Recent TV programs have exposed prevalent discounts on cash payments at cosmetic surgeries although it is unclear how much effect they had on them. Underreporting prices on contract papers in real estate transactions to pay less in capital gains or acquisition tax is still practiced, often arranged by agencies desperate to make a deal. Old documents of this type bearing the names of Moon Jae-in and Ahn Cheol-soo appeared during the last presidential campaign to embarrass the candidates.

In the legal community, new lawyers who begin practicing right after retirement from the court or prosecutors’ offices earn exorbitantly high incomes thanks to the persistent tradition of favoritism for old colleagues. But neither these individuals nor the law firms they belong to are properly taxed for such earnings.
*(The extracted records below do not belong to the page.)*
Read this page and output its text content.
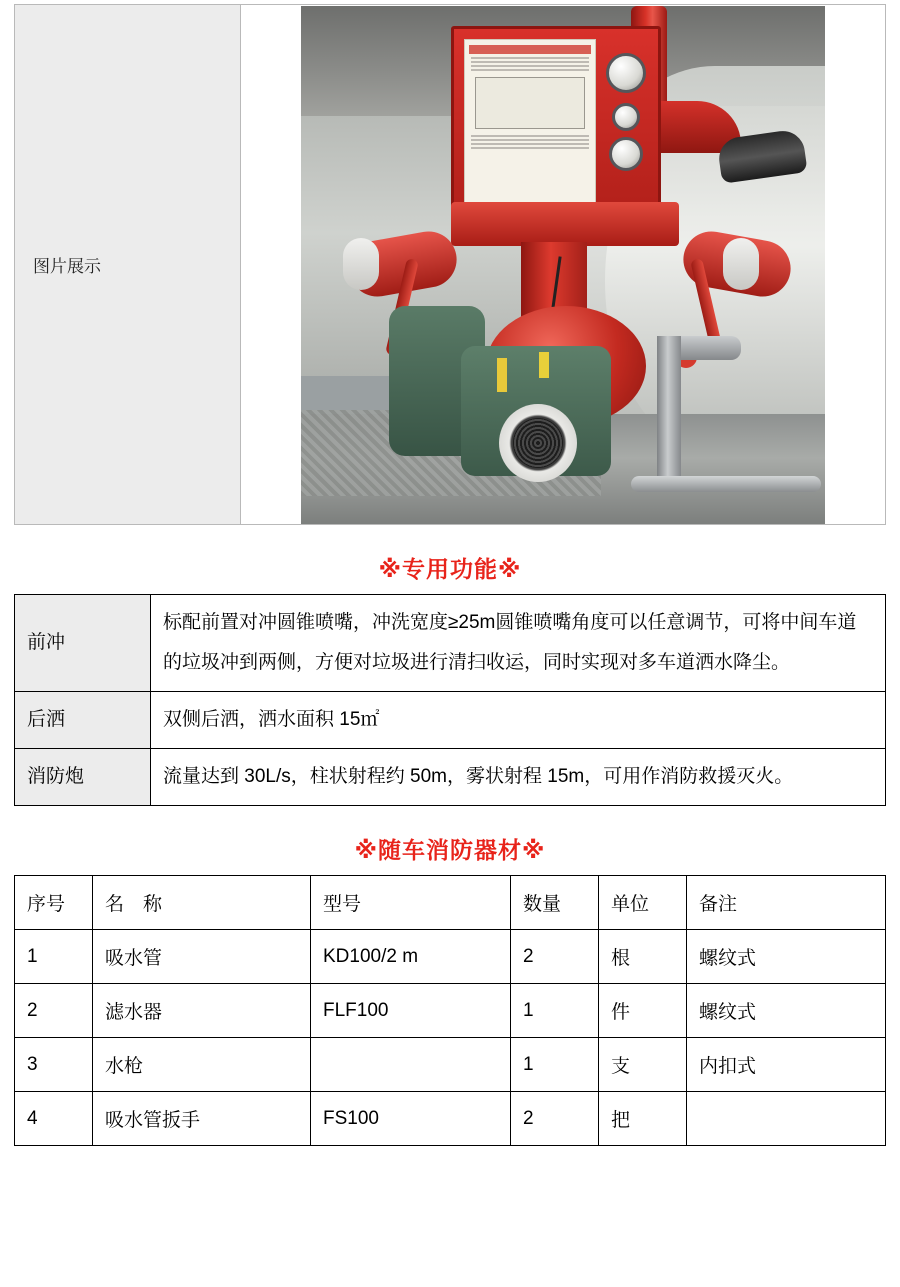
图片展示	
※专用功能※
前冲	标配前置对冲圆锥喷嘴，冲洗宽度≥25m圆锥喷嘴角度可以任意调节，可将中间车道的垃圾冲到两侧，方便对垃圾进行清扫收运，同时实现对多车道洒水降尘。
后洒	双侧后洒，洒水面积 15㎡
消防炮	流量达到 30L/s，柱状射程约 50m，雾状射程 15m，可用作消防救援灭火。
※随车消防器材※
序号	名　称	型号	数量	单位	备注
1	吸水管	KD100/2 m	2	根	螺纹式
2	滤水器	FLF100	1	件	螺纹式
3	水枪		1	支	内扣式
4	吸水管扳手	FS100	2	把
A lawyer friend of mine explained the mystery: The counsel’s fee, usually a cut from the value of the contested asset, is directly delivered to the lawyer from the winning client in the suit. (Here I realize that there’s basically no great difference between my discounted cash payment at the garage and these lawyers’ erratic practices.)
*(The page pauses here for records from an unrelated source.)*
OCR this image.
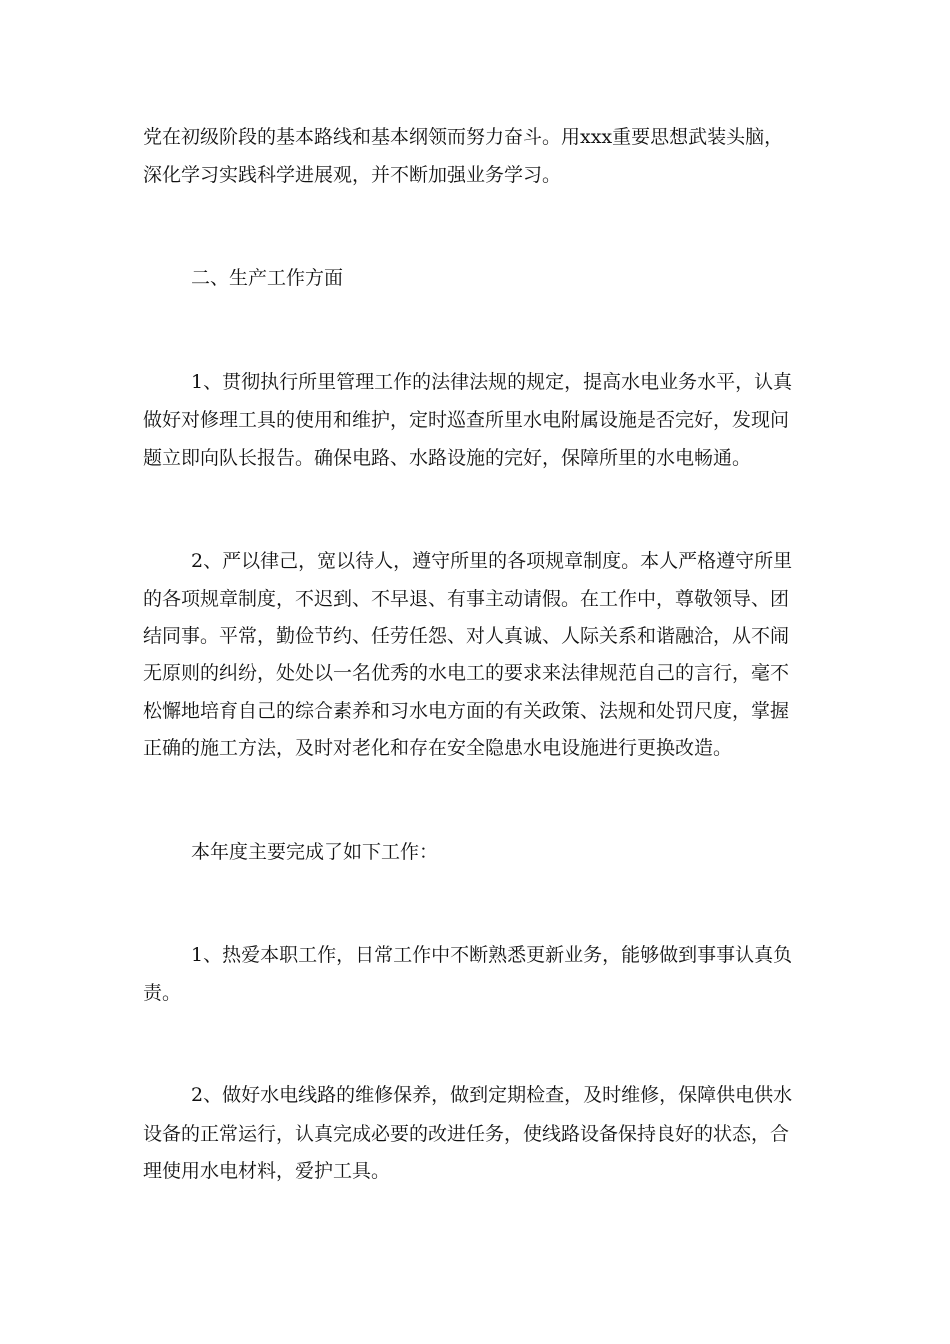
党在初级阶段的基本路线和基本纲领而努力奋斗。用xxx重要思想武装头脑，
深化学习实践科学进展观，并不断加强业务学习。
二、生产工作方面
1、贯彻执行所里管理工作的法律法规的规定，提高水电业务水平，认真
做好对修理工具的使用和维护，定时巡查所里水电附属设施是否完好，发现问
题立即向队长报告。确保电路、水路设施的完好，保障所里的水电畅通。
2、严以律己，宽以待人，遵守所里的各项规章制度。本人严格遵守所里
的各项规章制度，不迟到、不早退、有事主动请假。在工作中，尊敬领导、团
结同事。平常，勤俭节约、任劳任怨、对人真诚、人际关系和谐融洽，从不闹
无原则的纠纷，处处以一名优秀的水电工的要求来法律规范自己的言行，毫不
松懈地培育自己的综合素养和习水电方面的有关政策、法规和处罚尺度，掌握
正确的施工方法，及时对老化和存在安全隐患水电设施进行更换改造。
本年度主要完成了如下工作：
1、热爱本职工作，日常工作中不断熟悉更新业务，能够做到事事认真负
责。
2、做好水电线路的维修保养，做到定期检查，及时维修，保障供电供水
设备的正常运行，认真完成必要的改进任务，使线路设备保持良好的状态，合
理使用水电材料，爱护工具。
Our society has uncountable ways and means of hiding financial transactions to evade taxes. But some of the greatest contributors to maintaining the immensity of the underground economy, to our great regret, are the taxmen themselves. One recent report on the investigation of a special tax probe team from the National Tax Service drew my attention, though it was not particularly surprising.

The team of nine tax officials was accused of pocketing 300 million won in kickbacks from enterprises they were assigned to for close scrutiny. The chief of the team is alleged to have taken 20 percent of the total, the two senior members shared a lesser percentage each and the rest was divided among the remaining six members. It is anybody’s guess that how much tax the enterprises were able to save through this bribery, which no one in this country believes to be an isolated case.

President Park named a new NTS chief who is known to have specialized in tackling the underground economy. We can read her resolve to explore new sources of tax revenue from the hidden economy as the success of her welfare programs is closely linked to it. In pushing through her refors, she is reminded that the underground economy also offers a vital handhold for the survival of many people who are the targets of the new government’s welfare projects. 

By Kim Myong-sik 

Kim Myong-sik is a former editorial writer of The Korea Herald. ― Ed.